Colombia Supreme Court urged to overturn defamation verdict
In arguments before the Court earlier this week, representatives for Colombia's attorney general and general prosecutor urged justices to reverse the verdict, warning of potential “damage from limiting the right to free expression,” reports said.
González, editor of the regional newspaper Cundinamarca Democrática, had been sentenced to 20 months in prison in September 2011 by a municipal judge in Fusagasuga, just outside of Bogotá, for criminal insult and libel after publishing an article critical of a former governor and senator, Leonor Serrano de Camargo. In February, the Superior Court of Cundinamarca overturned the libel conviction but upheld the insult verdict, and modified the prison term to 18 months and 18 days, IPI earlier reported.
Government representatives disputed the lower courts' contention that the accusations made by González in the article, a 2008 column entitled “No Más!” (No More!), in which the journalist referred to Serrano de Camargo as a “political intriguer” who had ruled the province through “arrogance” and “despotism”, constituted injuria or “criminal insult,” referring to them instead as an expression of “disapproval.”

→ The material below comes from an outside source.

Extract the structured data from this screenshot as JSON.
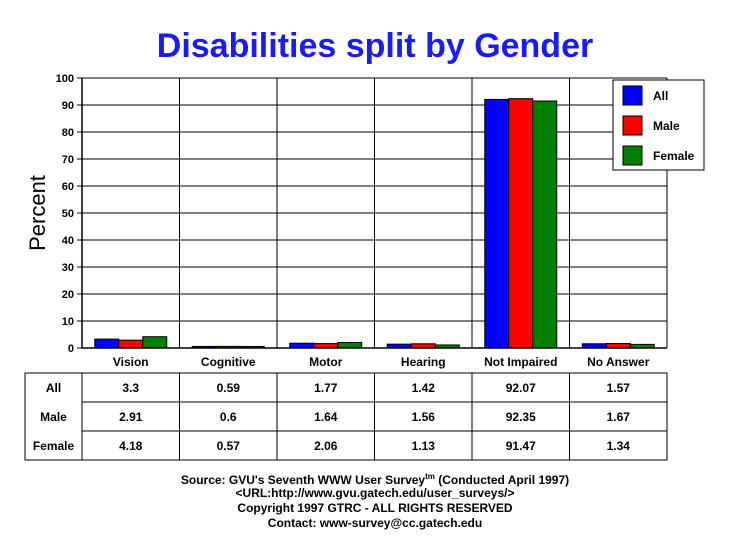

“The point is that [Serrano de Camargo] was a public official, making her subject to a level of criticism from public opinion,” the attorney general's representative asserted, though she added that, in the government's view, Serrano de Camargo's position did not make criminal insult against her permissible in general.
Arguing against the government's motion, a lawyer for the former governor told the Court his client's honour had been “gravely affected” by González's accusations.
IPI Deputy Director Anthony Mills said: “We urge the Colombian Supreme Court to reverse the conviction for criminal insult against Luis Agustín González. The notion that public officials should be shielded from criticism by insult laws represents a serious threat to press freedom and transparency in Colombia.”
Mills added: “We welcome the Colombian government's apparent attempt to defend press freedom in Gonzalez's case. Nevertheless, it is vital that the government seriously consider the abolition of all criminal defamation and insult laws, in line with recommendations expressed by the OAS Special Rapporteur on Freedom of Expression, Catalina Botero, as well as local and international press freedom groups.”
In August, the Court announced it would file criminal libel and slander charges against two journalists who had criticised it in separate columns. The justices later backtracked after an international outcry, IPI reported.
Last week, IPI released a final report on its advocacy mission for the repeal of criminal defamation and insult laws in the Caribbean. On Thursday, IPI announced that Grenada had become the first Caribbean nation to repeal criminal defamation.